With record-low interest rates and a share market filled with volatility, commercial property has recently become an investment for anyone looking to park their cash and make some returns.
Although not every type of commercial property offers up decent yield in comparison to others if you’re investing and love cash flow, the asset type you purchase, and its location will be the difference in yielding high or low in return. Yield is the one obvious reason to invest.
So, what is yield?
The rate of return generated from a property is known as gross yield. It’s essentially rental income proportionate to its property value.
Net yield is slightly different. It’s based on the same calculation, but with overheads and outgoings like taxes, thrown into the mix. It’s also known as the capitalisation rate.
How do you calculate the yield of your property?

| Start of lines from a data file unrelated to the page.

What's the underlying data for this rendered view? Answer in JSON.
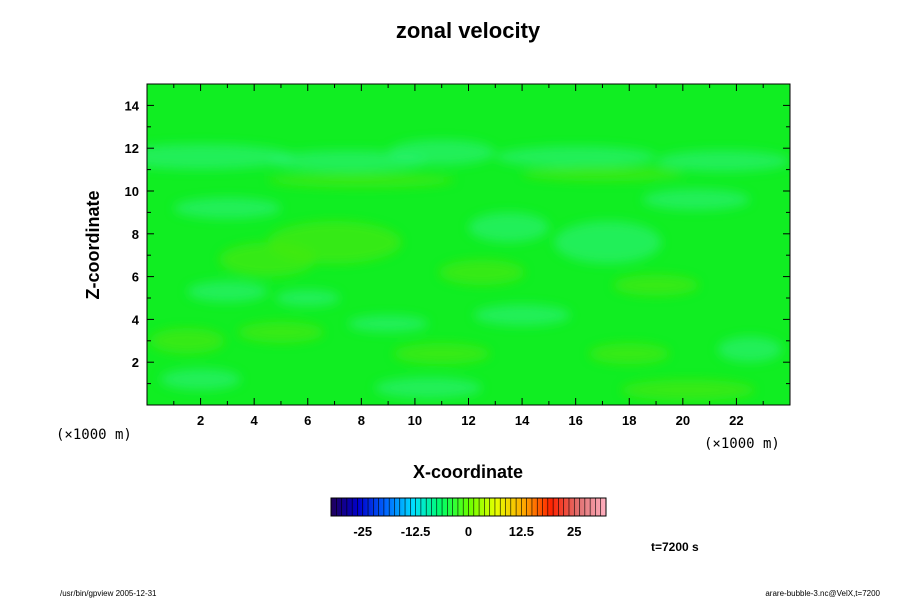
{
  "chart_data": {
    "type": "heatmap",
    "title": "zonal velocity",
    "xlabel": "X-coordinate",
    "ylabel": "Z-coordinate",
    "x_units": "(×1000 m)",
    "z_units": "(×1000 m)",
    "xlim": [
      0,
      24
    ],
    "zlim": [
      0,
      15
    ],
    "x_ticks": [
      "2",
      "4",
      "6",
      "8",
      "10",
      "12",
      "14",
      "16",
      "18",
      "20",
      "22"
    ],
    "z_ticks": [
      "2",
      "4",
      "6",
      "8",
      "10",
      "12",
      "14"
    ],
    "colorbar": {
      "range": [
        -32.5,
        32.5
      ],
      "ticks": [
        {
          "value": -25,
          "label": "-25"
        },
        {
          "value": -12.5,
          "label": "-12.5"
        },
        {
          "value": 0,
          "label": "0"
        },
        {
          "value": 12.5,
          "label": "12.5"
        },
        {
          "value": 25,
          "label": "25"
        }
      ]
    },
    "time_label": "t=7200 s",
    "grid": false,
    "colors": {
      "field_base": "#10ee22",
      "field_light": "#2af070",
      "field_dark": "#46e80e",
      "colorbar_stops": [
        "#20005a",
        "#0000cc",
        "#0066ff",
        "#00e0ff",
        "#00ff66",
        "#66ff00",
        "#e8ff00",
        "#ffaa00",
        "#ff2200",
        "#e07070",
        "#ffb0c0"
      ]
    }
  },
  "footer": {
    "left": "/usr/bin/gpview 2005-12-31",
    "right": "arare-bubble-3.nc@VelX,t=7200"
  }
}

Financially speaking yield is the percentage term describing income that comes from an investment. In commercial property, the yield is calculated by dividing the rental income (annual), by the purchase price of the property. For example, a warehouse bought for $2 million with an annual income of $100,000 has a yield of 5.0% ($100,000 divided by 2 million equals 5%).
Yields can be high or low and are dependent on demand, location and property price. Demand is associated with economic factors like employment, consumer spending and business investment.
Many factors can affect the yield of a commercial property. When purchase prices increase, this can lower yields and is a recent observation in both Melbourne and Sydney CBD office markets. Increases in purchase prices typically mean there are highly active institutional investors looking for quality long-term investments.
Lack of demand for these types of commercial spaces can see property owners lowering prices to attract tenants, also lowering yields.
How essential is yield for property investors?
The significance an investor should place on yield rates is very much dependent on the market they are exploring. In commercial real estate, yield is crucial because higher capital growth rates are uncommon. Commercial property yield also carries more investment weight than residential yields. Yield is the main source of making money on commercial or industrial property.